Hi Randall,
There are a lot of discussions around those new rules. Please see http://www.opencdisc.org/forum/non-recommended-variable-length
Do you have any comments on that?
Thank you,
Sergiy Sirichenko
Sergiy,
If OpenCDISC is going to check lengths, then the lengths should be maximums, not set values. This is the only way to comply with FDA's variable-length directive (right?). The FDA directive introduces several potential issues, such as the risk of truncation when different study data are combined, but those will have to be managed. It doesn't seem that OpenCDISC should guide people away from satisfying FDA's length request, especially in the absence of an SDTM rule about length (other than maximums).
What a crap!
The FDA tells us we should optimize our datasets so that they do not become larger than absolutely necessary, and when we do so, OpenCDISC gives us a warning that we MUST set the variable length to the maximum that is allowed.

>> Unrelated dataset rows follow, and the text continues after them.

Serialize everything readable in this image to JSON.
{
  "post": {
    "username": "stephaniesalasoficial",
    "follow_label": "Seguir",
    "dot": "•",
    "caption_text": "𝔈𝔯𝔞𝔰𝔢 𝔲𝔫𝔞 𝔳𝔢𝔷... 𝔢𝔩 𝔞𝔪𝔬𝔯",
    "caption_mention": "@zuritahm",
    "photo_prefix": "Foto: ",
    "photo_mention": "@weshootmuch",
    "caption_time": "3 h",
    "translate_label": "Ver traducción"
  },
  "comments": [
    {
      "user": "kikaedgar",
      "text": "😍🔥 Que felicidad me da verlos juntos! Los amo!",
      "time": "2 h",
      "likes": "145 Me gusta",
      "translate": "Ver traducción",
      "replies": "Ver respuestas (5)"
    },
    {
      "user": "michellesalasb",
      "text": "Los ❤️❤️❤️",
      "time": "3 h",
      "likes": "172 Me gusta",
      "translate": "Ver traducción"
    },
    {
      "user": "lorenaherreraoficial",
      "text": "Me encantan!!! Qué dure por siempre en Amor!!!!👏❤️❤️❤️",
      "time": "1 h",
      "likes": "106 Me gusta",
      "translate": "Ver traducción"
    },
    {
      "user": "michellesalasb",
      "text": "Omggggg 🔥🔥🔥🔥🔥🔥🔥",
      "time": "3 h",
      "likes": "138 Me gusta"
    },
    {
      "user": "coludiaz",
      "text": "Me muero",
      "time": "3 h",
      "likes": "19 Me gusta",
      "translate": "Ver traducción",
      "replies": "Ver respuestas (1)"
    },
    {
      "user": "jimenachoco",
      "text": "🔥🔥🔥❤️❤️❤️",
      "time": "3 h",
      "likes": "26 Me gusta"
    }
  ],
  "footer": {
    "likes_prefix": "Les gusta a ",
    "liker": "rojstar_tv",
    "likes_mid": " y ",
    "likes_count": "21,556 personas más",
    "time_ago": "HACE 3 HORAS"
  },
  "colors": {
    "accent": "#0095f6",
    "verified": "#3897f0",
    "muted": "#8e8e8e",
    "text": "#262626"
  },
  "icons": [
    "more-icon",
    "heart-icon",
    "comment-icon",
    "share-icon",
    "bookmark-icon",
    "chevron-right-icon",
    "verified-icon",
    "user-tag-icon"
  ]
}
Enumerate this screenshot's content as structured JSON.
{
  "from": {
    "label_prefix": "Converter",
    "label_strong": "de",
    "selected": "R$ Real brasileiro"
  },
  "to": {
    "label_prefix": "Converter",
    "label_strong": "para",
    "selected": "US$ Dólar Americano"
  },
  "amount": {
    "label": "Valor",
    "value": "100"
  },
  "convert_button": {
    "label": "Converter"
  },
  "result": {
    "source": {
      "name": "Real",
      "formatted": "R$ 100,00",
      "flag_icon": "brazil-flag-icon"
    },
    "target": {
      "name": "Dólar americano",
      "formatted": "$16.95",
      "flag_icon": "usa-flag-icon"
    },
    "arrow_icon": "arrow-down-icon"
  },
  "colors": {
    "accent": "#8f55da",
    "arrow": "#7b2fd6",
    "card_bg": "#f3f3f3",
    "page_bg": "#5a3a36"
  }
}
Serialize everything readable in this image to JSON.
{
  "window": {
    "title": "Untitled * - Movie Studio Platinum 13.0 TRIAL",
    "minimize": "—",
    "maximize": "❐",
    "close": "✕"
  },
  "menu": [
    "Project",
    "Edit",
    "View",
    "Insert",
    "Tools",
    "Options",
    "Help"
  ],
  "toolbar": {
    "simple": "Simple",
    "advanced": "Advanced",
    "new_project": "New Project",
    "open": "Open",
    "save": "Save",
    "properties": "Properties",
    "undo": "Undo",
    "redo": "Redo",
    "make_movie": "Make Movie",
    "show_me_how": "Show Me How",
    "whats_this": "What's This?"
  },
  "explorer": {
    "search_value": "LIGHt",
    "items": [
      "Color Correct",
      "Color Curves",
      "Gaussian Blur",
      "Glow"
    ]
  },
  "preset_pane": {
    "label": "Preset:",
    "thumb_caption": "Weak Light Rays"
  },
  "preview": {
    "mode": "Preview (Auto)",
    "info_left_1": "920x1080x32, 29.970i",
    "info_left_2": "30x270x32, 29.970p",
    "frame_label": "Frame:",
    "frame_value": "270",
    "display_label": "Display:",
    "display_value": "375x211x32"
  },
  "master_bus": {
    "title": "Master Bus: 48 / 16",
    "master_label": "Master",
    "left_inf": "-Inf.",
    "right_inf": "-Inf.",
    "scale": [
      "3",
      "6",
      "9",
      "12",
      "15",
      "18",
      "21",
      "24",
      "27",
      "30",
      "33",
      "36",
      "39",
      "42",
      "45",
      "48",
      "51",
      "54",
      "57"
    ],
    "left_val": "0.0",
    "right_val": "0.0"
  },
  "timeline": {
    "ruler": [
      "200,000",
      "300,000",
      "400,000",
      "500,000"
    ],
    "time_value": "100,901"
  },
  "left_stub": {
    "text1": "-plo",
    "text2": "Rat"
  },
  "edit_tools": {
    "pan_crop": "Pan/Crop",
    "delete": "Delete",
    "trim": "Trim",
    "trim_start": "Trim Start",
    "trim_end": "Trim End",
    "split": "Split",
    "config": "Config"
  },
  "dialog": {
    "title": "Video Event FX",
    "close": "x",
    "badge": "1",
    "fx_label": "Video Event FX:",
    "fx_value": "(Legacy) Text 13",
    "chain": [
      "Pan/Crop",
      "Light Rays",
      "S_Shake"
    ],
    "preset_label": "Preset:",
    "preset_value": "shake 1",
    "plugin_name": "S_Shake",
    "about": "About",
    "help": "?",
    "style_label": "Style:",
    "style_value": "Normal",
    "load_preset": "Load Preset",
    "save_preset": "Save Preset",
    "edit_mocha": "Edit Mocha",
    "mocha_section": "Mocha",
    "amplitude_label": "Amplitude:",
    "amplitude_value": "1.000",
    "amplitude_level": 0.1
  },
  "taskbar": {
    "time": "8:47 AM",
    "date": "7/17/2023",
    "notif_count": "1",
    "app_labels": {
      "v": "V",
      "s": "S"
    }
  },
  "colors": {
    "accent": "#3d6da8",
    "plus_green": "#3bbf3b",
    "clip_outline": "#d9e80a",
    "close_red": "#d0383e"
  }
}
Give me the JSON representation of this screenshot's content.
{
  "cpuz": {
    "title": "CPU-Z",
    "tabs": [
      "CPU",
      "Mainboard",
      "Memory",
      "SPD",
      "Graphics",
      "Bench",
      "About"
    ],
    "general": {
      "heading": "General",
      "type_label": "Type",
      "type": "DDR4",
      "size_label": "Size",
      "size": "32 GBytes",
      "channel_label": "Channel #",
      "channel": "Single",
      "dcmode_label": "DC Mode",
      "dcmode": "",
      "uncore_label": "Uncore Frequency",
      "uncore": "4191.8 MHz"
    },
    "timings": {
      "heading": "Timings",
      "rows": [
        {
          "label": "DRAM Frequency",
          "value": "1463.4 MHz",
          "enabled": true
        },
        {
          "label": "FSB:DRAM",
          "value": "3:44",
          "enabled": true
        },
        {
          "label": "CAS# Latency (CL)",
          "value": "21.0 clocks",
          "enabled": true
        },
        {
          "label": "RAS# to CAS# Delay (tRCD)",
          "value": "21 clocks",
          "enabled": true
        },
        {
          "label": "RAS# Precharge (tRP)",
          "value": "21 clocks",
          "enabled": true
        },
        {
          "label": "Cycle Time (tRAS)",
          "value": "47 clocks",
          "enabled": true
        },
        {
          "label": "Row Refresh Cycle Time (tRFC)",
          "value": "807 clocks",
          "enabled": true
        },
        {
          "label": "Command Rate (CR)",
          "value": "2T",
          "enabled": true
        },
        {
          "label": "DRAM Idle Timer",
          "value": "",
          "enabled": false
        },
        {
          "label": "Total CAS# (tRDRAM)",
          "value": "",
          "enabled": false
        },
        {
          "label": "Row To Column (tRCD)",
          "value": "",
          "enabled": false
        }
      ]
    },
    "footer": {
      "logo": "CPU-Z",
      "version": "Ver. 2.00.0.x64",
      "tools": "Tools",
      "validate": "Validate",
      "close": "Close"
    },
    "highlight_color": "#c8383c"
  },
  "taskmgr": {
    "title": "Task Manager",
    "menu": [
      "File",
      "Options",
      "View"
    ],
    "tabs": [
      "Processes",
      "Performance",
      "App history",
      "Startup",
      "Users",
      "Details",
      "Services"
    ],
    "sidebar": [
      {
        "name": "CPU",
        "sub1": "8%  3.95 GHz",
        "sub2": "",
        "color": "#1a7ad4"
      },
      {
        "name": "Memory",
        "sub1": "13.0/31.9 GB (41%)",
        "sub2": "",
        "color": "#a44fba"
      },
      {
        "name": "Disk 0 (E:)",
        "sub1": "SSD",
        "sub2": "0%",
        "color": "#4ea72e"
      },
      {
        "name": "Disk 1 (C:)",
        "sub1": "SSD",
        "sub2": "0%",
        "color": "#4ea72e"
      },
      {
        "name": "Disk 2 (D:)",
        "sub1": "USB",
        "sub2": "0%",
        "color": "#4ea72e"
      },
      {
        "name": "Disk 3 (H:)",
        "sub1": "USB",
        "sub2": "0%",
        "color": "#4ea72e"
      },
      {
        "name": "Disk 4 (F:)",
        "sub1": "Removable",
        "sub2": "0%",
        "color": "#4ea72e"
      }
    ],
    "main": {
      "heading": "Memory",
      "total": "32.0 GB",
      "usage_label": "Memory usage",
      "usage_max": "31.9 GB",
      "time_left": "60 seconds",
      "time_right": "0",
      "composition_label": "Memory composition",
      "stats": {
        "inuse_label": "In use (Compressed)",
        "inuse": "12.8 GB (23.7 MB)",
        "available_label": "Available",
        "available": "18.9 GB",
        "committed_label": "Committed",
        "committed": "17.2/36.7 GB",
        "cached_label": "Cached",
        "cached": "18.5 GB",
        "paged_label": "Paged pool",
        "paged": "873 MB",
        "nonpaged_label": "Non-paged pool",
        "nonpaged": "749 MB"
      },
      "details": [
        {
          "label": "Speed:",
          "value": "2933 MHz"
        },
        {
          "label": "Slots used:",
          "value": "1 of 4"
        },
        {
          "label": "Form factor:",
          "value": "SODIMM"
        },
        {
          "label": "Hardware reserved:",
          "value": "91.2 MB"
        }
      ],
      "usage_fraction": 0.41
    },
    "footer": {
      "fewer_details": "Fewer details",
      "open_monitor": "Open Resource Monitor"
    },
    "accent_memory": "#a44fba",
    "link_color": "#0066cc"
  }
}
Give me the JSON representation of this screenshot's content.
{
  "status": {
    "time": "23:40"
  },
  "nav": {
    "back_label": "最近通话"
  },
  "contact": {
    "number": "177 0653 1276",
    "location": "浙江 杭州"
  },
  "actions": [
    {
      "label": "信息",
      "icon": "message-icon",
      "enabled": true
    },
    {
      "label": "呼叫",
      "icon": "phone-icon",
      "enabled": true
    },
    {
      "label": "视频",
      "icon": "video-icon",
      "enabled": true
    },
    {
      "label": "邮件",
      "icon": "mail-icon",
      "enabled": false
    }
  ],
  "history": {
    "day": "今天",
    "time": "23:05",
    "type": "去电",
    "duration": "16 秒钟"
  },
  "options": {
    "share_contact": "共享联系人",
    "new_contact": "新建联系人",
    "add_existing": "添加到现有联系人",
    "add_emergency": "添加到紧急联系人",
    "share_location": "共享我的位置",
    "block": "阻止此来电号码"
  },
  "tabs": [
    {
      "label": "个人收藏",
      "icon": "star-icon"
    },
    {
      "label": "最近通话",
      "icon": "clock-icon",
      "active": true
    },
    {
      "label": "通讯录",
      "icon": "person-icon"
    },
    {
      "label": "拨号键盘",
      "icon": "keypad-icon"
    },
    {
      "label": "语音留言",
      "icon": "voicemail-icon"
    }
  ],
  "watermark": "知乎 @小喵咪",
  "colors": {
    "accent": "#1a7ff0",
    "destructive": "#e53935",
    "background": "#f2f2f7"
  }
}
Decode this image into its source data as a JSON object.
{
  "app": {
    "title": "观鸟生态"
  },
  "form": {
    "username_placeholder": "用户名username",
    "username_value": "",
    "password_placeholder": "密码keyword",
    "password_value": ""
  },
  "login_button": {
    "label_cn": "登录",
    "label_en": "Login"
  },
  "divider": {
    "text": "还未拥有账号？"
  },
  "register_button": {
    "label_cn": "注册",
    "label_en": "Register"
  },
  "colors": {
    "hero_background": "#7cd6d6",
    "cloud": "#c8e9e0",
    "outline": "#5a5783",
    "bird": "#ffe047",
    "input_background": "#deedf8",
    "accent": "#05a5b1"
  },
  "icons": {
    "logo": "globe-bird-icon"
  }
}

About the risk of truncation when combining different datasets, that is a software issue, not a data issue. Good software can handle such situations very well, crap software can't.
Are we really still living in the era of punchcards?
Rules SD1057-SD1059 - Non-recommended variable length for certain TEST and related variable values - expects the variable lengths to equal the max allowable. This is inconsistent with the "CDER Common Data Standards Issues" request for field lengths to be adjusted to the max found in the field, in order to reduce file sizes. Rather than testing whether the field length equals the max, shouldn't the check be that the field length doesn't exceed the max?